Through the ReadytoWork programme, nearly 2,949 young people were equipped with work-readiness skills, while employee-led initiatives saw 643 colleagues contribute over 3,510 hours to community programmes. In parallel, the Absa KH3 7 Hills Run raised UGX 400 million, supporting over 11,000 girls to stay in school
Internally, this commitment to inclusion is mirrored in leadership representation, with 45% of leadership roles held by women—a signal that diversity and inclusion are embedded within the organisation itself
Taken together, these initiatives point to a model where sustainability is not peripheral, but integrated into the bank’s growth strategy.
The same balance sheet that is funding trade, agriculture, and manufacturing is also supporting clean energy, financial inclusion, youth empowerment, and community development.
This is what impact at scale looks like.
It is not defined by isolated programmes, but by the alignment of capital, capability, and intent—ensuring that growth in the bank translates into progress in the lives of the people it serves.
Entering the Next Phase from a Position of Strength
Having delivered strong growth, improved efficiency, and expanded its impact across the economy, Absa now enters its next phase with a balance sheet—and a strategy—firmly aligned for the future.
The operating environment is expected to remain dynamic, but increasingly opportunity-rich. Uganda’s economy is projected to accelerate further, supported by oil and gas developments, infrastructure investment, and expanding regional trade. For the banking sector, this signals a gradual shift from cautious positioning toward more selective, opportunity-driven growth.
For Absa, this transition is already underway.
The bank is positioning to expand its lending capacity, particularly as economic activity strengthens and demand for credit in key sectors such as trade, manufacturing, and energy begins to pick up. This is underpinned by a significantly strengthened funding base, with customer deposits now at UGX 4.66 trillion and a more liquid balance sheet capable of supporting future asset growth.

At the same time, Absa is continuing to deepen its digital leadership, building on strong momentum in payments and mobile banking. The focus remains on making banking faster, simpler, and more inclusive, while leveraging technology to scale efficiently across a growing and increasingly diverse customer base
Strategic expansion also remains a key priority. The pending acquisition of Standard Chartered’s retail and wealth business in Uganda is expected to further strengthen the bank’s position in high-value segments, broadening its customer base and enhancing its capabilities in both retail and wealth management.
Internally, the bank continues to invest in what has already proven to be a critical enabler of performance—its people and culture. The emphasis on building a winning, diverse, and execution-driven team is expected to remain central as the organisation scales and adapts to new opportunities.
Sustainability, too, is becoming more deeply embedded within the business.

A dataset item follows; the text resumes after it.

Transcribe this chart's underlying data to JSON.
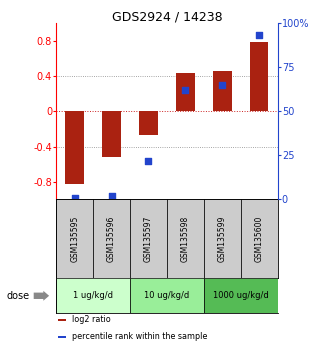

Beyond standalone initiatives, Absa is integrating environmental, social, and governance considerations into its core decision-making processes, ensuring that growth remains aligned with long-term impact and responsible banking principles.
As Managing Director David Wandera noted, the bank enters this next phase from a position of confidence:
“We enter this next phase from a position of strength, with a clear strategy, a strong balance sheet, and a team aligned to deliver sustainable growth.”
Taken together, these priorities point to a bank that is not simply building on past performance, but positioning itself deliberately for what comes next. The foundations are firmly in place—a stronger balance sheet, improved efficiency, a more diversified income base, and a clear strategic direction.
The opportunity now lies in scaling that foundation—deploying capital more assertively as conditions allow, deepening customer relationships, and continuing to translate growth into real economic impact.
If 2025 was a year of acceleration, then the years ahead may well be defined by expansion—executed with the same discipline that has come to define Absa’s recent performance.